Cette nouvelle ère de la communication est appréhendée avec méfiance en Europe et surtout, comme l’expliquait un rapport détaillé du Conseil national du numérique en 2014, elle envisage pour remédier à ses défauts potentiels une réglementation étendue de l’économie numérique, en mettant un accent particulier sur les grandes plateformes comme Google et Amazon. Le rapport soutenait ainsi que ces acteurs sont dans une position d’affecter la concurrence et d’empêcher que les individus et les entreprises puissent être actifs sur Internet, en raison des larges parts qu’ils détiennent sur le marché du numérique. La Commission européenne, dans les deux affaires qu’elle mène actuellement contre Google relativement à son moteur de recherche et à son logiciel mobile Android, a exprimé des préoccupations similaires.
Objectifs hétéroclites sur les plateformes
Il est normal que les décideurs politiques étudient les plateformes en ligne, car il s’agit d’un phénomène relativement récent sur lequel repose de nombreuses innovations sur Internet. Pour faire court, les plateformes réunissent des types différents d’utilisateurs avec des objectifs hétéroclites, de sorte que les transactions sont facilitées pour chaque partie de l’échange. Hors ligne, les journaux sont une plateforme : ils réunissent des annonceurs et des lecteurs d’informations. En ligne, Google opère également comme une plateforme : le service connecte les annonceurs et les internautes qui naviguent à la recherche de contenu.
Toutefois, ceux qui défendent la réglementation ont échoué à répondre à des questions fondamentales. D’abord, est-il vrai que les plateformes empêchent certains utilisateurs de prendre effectivement part à l’échange ? La croissance massive des sites web, des blogs et des moteurs de recherche spécialisés répondant à la variété des besoins des consommateurs, suggère plutôt le contraire. Les partisans de la réglementation soutiennent que Google « manipule » son classement et n’est donc pas neutre lorsqu’il affiche les résultats de son moteur de recherche. Mais une telle « neutralité de la recherche » est impossible. En effet, la concurrence féroce que se mènent Google et les autres moteurs de recherche comme Yahoo! et Baidu vient précisément de ce qu’il réponde de manière différente aux demandes des clients.

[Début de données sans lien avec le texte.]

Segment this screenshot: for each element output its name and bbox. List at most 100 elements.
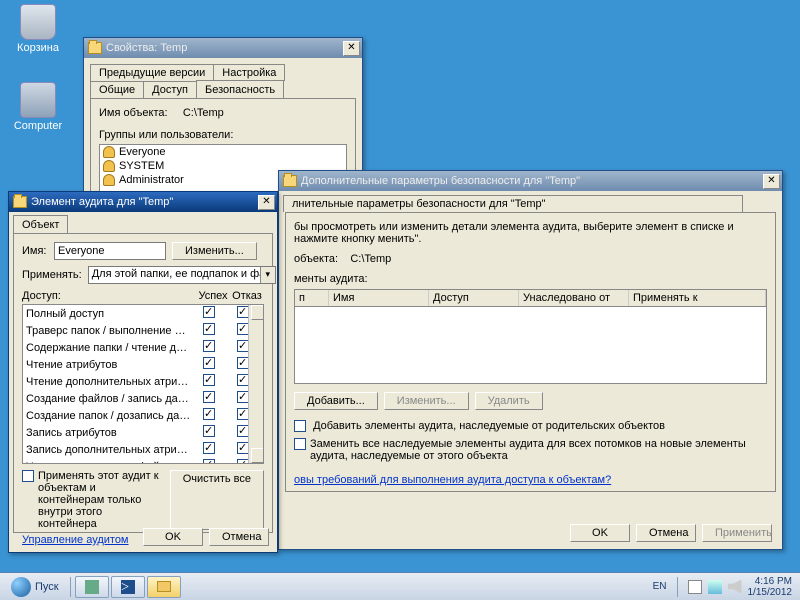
col-name[interactable]: Имя <box>329 290 429 306</box>
manage-audit-link[interactable]: Управление аудитом <box>22 534 129 546</box>
tab-sharing[interactable]: Доступ <box>143 81 197 98</box>
only-container-checkbox[interactable] <box>22 470 34 482</box>
permission-name: Чтение дополнительных атрибутов <box>26 376 192 388</box>
cancel-button[interactable]: Отмена <box>636 524 696 542</box>
col-type[interactable]: п <box>295 290 329 306</box>
folder-icon <box>283 175 297 187</box>
permission-row: Полный доступ <box>23 305 263 322</box>
permission-name: Создание папок / дозапись данных <box>26 410 192 422</box>
object-path: C:\Temp <box>183 107 224 119</box>
permission-name: Содержание папки / чтение данных <box>26 342 192 354</box>
permissions-scrollbar[interactable] <box>248 305 263 463</box>
success-checkbox[interactable] <box>203 357 215 369</box>
edit-button[interactable]: Изменить... <box>384 392 469 410</box>
clock-time: 4:16 PM <box>748 576 793 587</box>
powershell-icon: ＞ <box>121 580 135 594</box>
desktop-icon-computer[interactable]: Computer <box>8 82 68 132</box>
permission-row: Запись атрибутов <box>23 424 263 441</box>
permission-row: Запись дополнительных атрибутов <box>23 441 263 458</box>
permissions-listbox[interactable]: Полный доступ Траверс папок / выполнение … <box>22 304 264 464</box>
col-access[interactable]: Доступ <box>429 290 519 306</box>
success-checkbox[interactable] <box>203 459 215 464</box>
tab-general[interactable]: Общие <box>90 81 144 98</box>
permission-name: Полный доступ <box>26 308 192 320</box>
only-container-label: Применять этот аудит к объектам и контей… <box>38 470 164 530</box>
help-link[interactable]: овы требований для выполнения аудита дос… <box>294 474 611 486</box>
permission-row: Создание файлов / запись данных <box>23 390 263 407</box>
tab-customize[interactable]: Настройка <box>213 64 285 81</box>
success-checkbox[interactable] <box>203 374 215 386</box>
success-checkbox[interactable] <box>203 323 215 335</box>
tab-auditing-partial[interactable]: лнительные параметры безопасности для "T… <box>283 195 743 212</box>
remove-button[interactable]: Удалить <box>475 392 543 410</box>
user-row[interactable]: Everyone <box>100 145 346 159</box>
success-checkbox[interactable] <box>203 408 215 420</box>
cancel-button[interactable]: Отмена <box>209 528 269 546</box>
success-checkbox[interactable] <box>203 442 215 454</box>
add-button[interactable]: Добавить... <box>294 392 378 410</box>
taskbar-app-server-manager[interactable] <box>75 576 109 598</box>
close-button[interactable]: ✕ <box>258 195 275 210</box>
network-icon[interactable] <box>708 580 722 594</box>
column-failure: Отказ <box>230 290 264 302</box>
recycle-bin-icon <box>20 4 56 40</box>
advanced-panel: бы просмотреть или изменить детали элеме… <box>285 212 776 492</box>
permission-name: Создание файлов / запись данных <box>26 393 192 405</box>
taskbar: Пуск ＞ EN 4:16 PM 1/15/2012 <box>0 572 800 600</box>
close-button[interactable]: ✕ <box>343 41 360 56</box>
ok-button[interactable]: OK <box>570 524 630 542</box>
include-inherit-label: Добавить элементы аудита, наследуемые от… <box>313 420 665 432</box>
folder-icon <box>157 581 171 592</box>
include-inherit-checkbox[interactable] <box>294 420 306 432</box>
apply-to-value: Для этой папки, ее подпапок и файлов <box>89 267 260 283</box>
audit-title: Элемент аудита для "Temp" <box>31 196 258 208</box>
column-success: Успех <box>196 290 230 302</box>
apply-button[interactable]: Применить <box>702 524 772 542</box>
replace-children-checkbox[interactable] <box>294 438 306 450</box>
name-label: Имя: <box>22 245 48 257</box>
audit-entries-table[interactable]: п Имя Доступ Унаследовано от Применять к <box>294 289 767 384</box>
taskbar-app-explorer[interactable] <box>147 576 181 598</box>
advanced-titlebar[interactable]: Дополнительные параметры безопасности дл… <box>279 171 782 191</box>
ok-button[interactable]: OK <box>143 528 203 546</box>
audit-titlebar[interactable]: Элемент аудита для "Temp" ✕ <box>9 192 277 212</box>
apply-to-combobox[interactable]: Для этой папки, ее подпапок и файлов ▾ <box>88 266 276 284</box>
flag-icon[interactable] <box>688 580 702 594</box>
success-checkbox[interactable] <box>203 306 215 318</box>
entries-label: менты аудита: <box>294 273 767 285</box>
sound-icon[interactable] <box>728 580 742 594</box>
clear-all-button[interactable]: Очистить все <box>170 470 264 530</box>
tab-security[interactable]: Безопасность <box>196 80 284 98</box>
taskbar-clock[interactable]: 4:16 PM 1/15/2012 <box>748 576 793 598</box>
start-button[interactable]: Пуск <box>4 574 66 600</box>
clock-date: 1/15/2012 <box>748 587 793 598</box>
principal-name-field: Everyone <box>54 242 166 260</box>
permission-row: Траверс папок / выполнение файлов <box>23 322 263 339</box>
col-apply[interactable]: Применять к <box>629 290 766 306</box>
change-principal-button[interactable]: Изменить... <box>172 242 257 260</box>
permission-row: Создание папок / дозапись данных <box>23 407 263 424</box>
tab-object[interactable]: Объект <box>13 215 68 233</box>
tab-previous-versions[interactable]: Предыдущие версии <box>90 64 214 81</box>
advanced-title: Дополнительные параметры безопасности дл… <box>301 175 763 187</box>
access-header-label: Доступ: <box>22 290 196 302</box>
permission-name: Удаление подпапок и файлов <box>26 461 192 465</box>
permission-name: Чтение атрибутов <box>26 359 192 371</box>
success-checkbox[interactable] <box>203 340 215 352</box>
permission-row: Удаление подпапок и файлов <box>23 458 263 464</box>
properties-titlebar[interactable]: Свойства: Temp ✕ <box>84 38 362 58</box>
groups-label: Группы или пользователи: <box>99 129 347 141</box>
success-checkbox[interactable] <box>203 425 215 437</box>
col-inherited[interactable]: Унаследовано от <box>519 290 629 306</box>
server-icon <box>85 580 99 594</box>
recycle-bin-label: Корзина <box>8 42 68 54</box>
close-button[interactable]: ✕ <box>763 174 780 189</box>
taskbar-app-powershell[interactable]: ＞ <box>111 576 145 598</box>
audit-panel: Имя: Everyone Изменить... Применять: Для… <box>13 233 273 533</box>
computer-label: Computer <box>8 120 68 132</box>
desktop-icon-recycle-bin[interactable]: Корзина <box>8 4 68 54</box>
permission-row: Содержание папки / чтение данных <box>23 339 263 356</box>
obj-path: C:\Temp <box>350 253 391 265</box>
success-checkbox[interactable] <box>203 391 215 403</box>
language-indicator[interactable]: EN <box>653 581 667 592</box>
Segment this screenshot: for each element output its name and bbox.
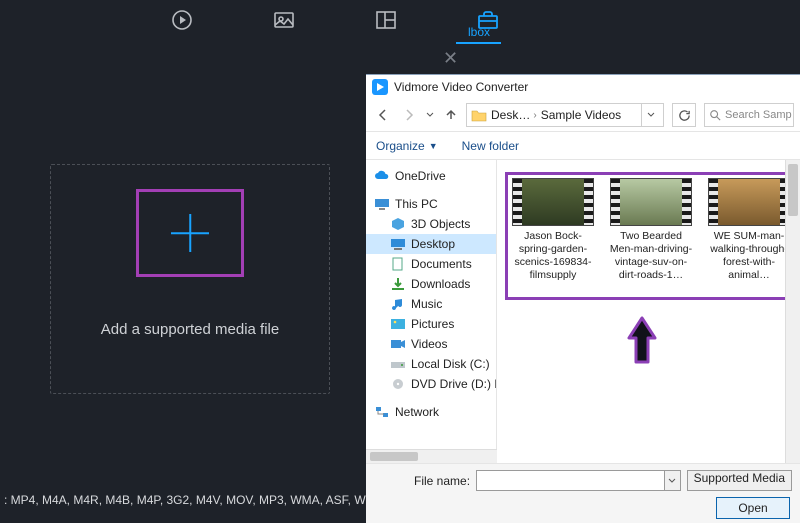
dialog-toolbar: Organize ▼ New folder (366, 132, 800, 160)
new-folder-button[interactable]: New folder (462, 139, 519, 153)
chevron-down-icon[interactable] (424, 104, 436, 126)
tree-documents[interactable]: Documents (366, 254, 496, 274)
new-folder-label: New folder (462, 139, 519, 153)
video-thumbnail (610, 178, 692, 226)
tree-3dobjects[interactable]: 3D Objects (366, 214, 496, 234)
tree-music[interactable]: Music (366, 294, 496, 314)
tree-onedrive[interactable]: OneDrive (366, 166, 496, 186)
tree-dvddrive[interactable]: DVD Drive (D:) P (366, 374, 496, 394)
gallery-scrollbar[interactable] (785, 160, 800, 463)
tree-thispc[interactable]: This PC (366, 194, 496, 214)
app-icon (372, 79, 388, 95)
tree-downloads[interactable]: Downloads (366, 274, 496, 294)
file-item[interactable]: WE SUM-man-walking-through-forest-with-a… (707, 178, 791, 283)
cloud-icon (374, 169, 390, 183)
folder-icon (471, 108, 487, 122)
music-icon (390, 297, 406, 311)
disc-icon (390, 377, 406, 391)
organize-menu[interactable]: Organize ▼ (376, 139, 438, 153)
search-input[interactable]: Search Samp (704, 103, 794, 127)
dialog-body: OneDrive This PC 3D Objects Desktop Docu… (366, 160, 800, 463)
open-button[interactable]: Open (716, 497, 790, 519)
dropzone-caption: Add a supported media file (101, 321, 279, 338)
file-item[interactable]: Two Bearded Men-man-driving-vintage-suv-… (609, 178, 693, 283)
tree-scrollbar[interactable] (366, 449, 497, 463)
tree-videos[interactable]: Videos (366, 334, 496, 354)
network-icon (374, 405, 390, 419)
active-tab-underline (456, 42, 501, 44)
file-item[interactable]: Jason Bock-spring-garden-scenics-169834-… (511, 178, 595, 283)
search-icon (709, 109, 721, 121)
drive-icon (390, 357, 406, 371)
nav-back-button[interactable] (372, 104, 394, 126)
search-placeholder: Search Samp (725, 109, 792, 121)
plus-icon (165, 208, 215, 258)
file-label: Two Bearded Men-man-driving-vintage-suv-… (609, 230, 693, 283)
converter-icon[interactable] (170, 8, 194, 32)
dialog-footer: File name: Supported Media Open (366, 463, 800, 523)
tree-desktop[interactable]: Desktop (366, 234, 496, 254)
address-path[interactable]: Desk…› Sample Videos (466, 103, 664, 127)
add-media-dropzone[interactable]: Add a supported media file (50, 164, 330, 394)
file-name-label: File name: (414, 474, 470, 488)
tree-pictures[interactable]: Pictures (366, 314, 496, 334)
breadcrumb-seg2[interactable]: Sample Videos (541, 108, 622, 122)
file-label: Jason Bock-spring-garden-scenics-169834-… (511, 230, 595, 283)
nav-up-button[interactable] (440, 104, 462, 126)
app-topnav (0, 0, 800, 40)
chevron-right-icon: › (533, 110, 536, 121)
desktop-icon (390, 237, 406, 251)
video-thumbnail (512, 178, 594, 226)
downloads-icon (390, 277, 406, 291)
add-media-plus-box[interactable] (136, 189, 244, 277)
video-thumbnail (708, 178, 790, 226)
tree-localdisk[interactable]: Local Disk (C:) (366, 354, 496, 374)
collage-icon[interactable] (272, 8, 296, 32)
dialog-titlebar: Vidmore Video Converter (366, 75, 800, 99)
layout-icon[interactable] (374, 8, 398, 32)
pictures-icon (390, 317, 406, 331)
videos-icon (390, 337, 406, 351)
file-gallery: Jason Bock-spring-garden-scenics-169834-… (497, 160, 800, 463)
close-icon[interactable]: ✕ (443, 48, 458, 69)
documents-icon (390, 257, 406, 271)
address-dropdown[interactable] (641, 104, 659, 126)
file-name-input[interactable] (476, 470, 665, 491)
tree-network[interactable]: Network (366, 402, 496, 422)
cube-icon (390, 217, 406, 231)
breadcrumb-seg1[interactable]: Desk… (491, 108, 530, 122)
file-label: WE SUM-man-walking-through-forest-with-a… (707, 230, 791, 283)
file-open-dialog: Vidmore Video Converter Desk…› Sample Vi… (366, 74, 800, 523)
pc-icon (374, 197, 390, 211)
annotation-arrow (623, 310, 661, 371)
folder-tree: OneDrive This PC 3D Objects Desktop Docu… (366, 160, 497, 449)
chevron-down-icon: ▼ (429, 141, 438, 151)
nav-forward-button[interactable] (398, 104, 420, 126)
dialog-address-bar: Desk…› Sample Videos Search Samp (366, 99, 800, 132)
refresh-button[interactable] (672, 103, 696, 127)
filename-dropdown[interactable] (665, 470, 681, 491)
dialog-title: Vidmore Video Converter (394, 80, 528, 94)
file-type-filter[interactable]: Supported Media (687, 470, 792, 491)
organize-label: Organize (376, 139, 425, 153)
toolbox-label[interactable]: lbox (468, 25, 490, 39)
supported-formats-text: : MP4, M4A, M4R, M4B, M4P, 3G2, M4V, MOV… (4, 493, 386, 507)
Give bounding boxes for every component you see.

Les risques de limiter les possibilités de changement
En second lieu, comment la réglementation peut-elle améliorer l’environnement concurrentiel ? Les propositions de renforcer la « neutralité » sur les grandes plateformes vont conduire à une plus grande standardisation, et non à une plus grande variété en ligne. De même, les efforts de la Commission européenne visant à changer la manière dont Android interagit avec les fabricants de téléphone mobile et les développeurs d’applications peuvent bien conduire Google à poursuivre un modèle fermé où il fabriquerait les téléphones, contrôlerait les applications et développerait le logiciel tout à la fois. C’est le modèle défendu par Apple, et il est plus profitable mais il a limité les parts de marché d’Apple dans le logiciel mobile.
Bien que l’innovation réduise les coûts de transaction, la réglementation tend à les accroître en imposant certains comportements et en limitant les possibilités de changement. Cela ne signifie pas que la réglementation est toujours et partout indésirable. Cela veut plutôt dire que la réglementation ne doit être entreprise que dans les cas où il est raisonnablement assuré que l’intervention améliorera la situation existante. Ce n’est tout simplement pas le cas pour Internet aujourd’hui.
Diego Zuluaga est chercheur associé à l’Institut économique Molinari.